For snacks, I made delicious, super-moist, very healthy pumpkin muffins. To round things off, I'll throw in a oranges, bananas, lemon fiber brownies, a protein bars, and oatmeal-raisin granola bars (because I've only got one protien bar on hand). I'll eat the snacks throughout the day, saving some for before and after I hit the gym. A green and red smoothie (that looks disgusting but tastes amazing) and a protein shake (that tastes like a decadent milk shake), my beloved lemon/ginger/honey tea (instead of coffee), and a packet of Emergen-C Vitamin C Immune Booster (added to water at work) round out the daily offerings.

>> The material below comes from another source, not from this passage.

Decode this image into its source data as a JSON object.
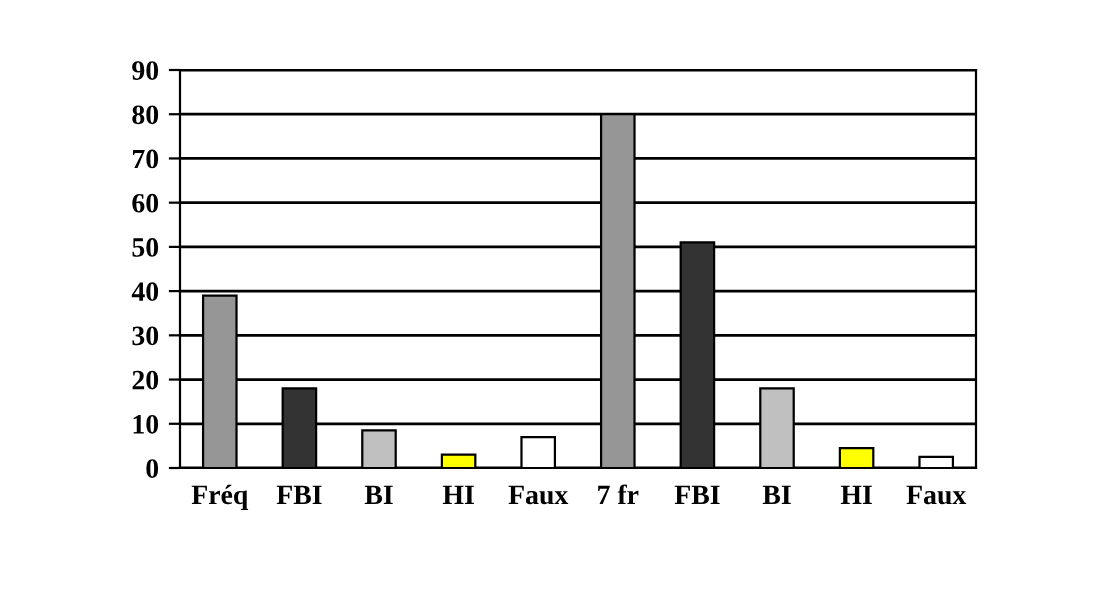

If I get bored eating the same thing everyday, I'll just suffer through and shake it up some next week. I can't imagine being hungry for dinner if I eat all of this food each day, so I didn't bother prepping dinner for the week. If I find myself hungry after work, I'll whip up a quick omelet, and I'll plan accordingly in the future.

1 comment:

  1. Those salads and the dressing were amazing! Please make my lunches!!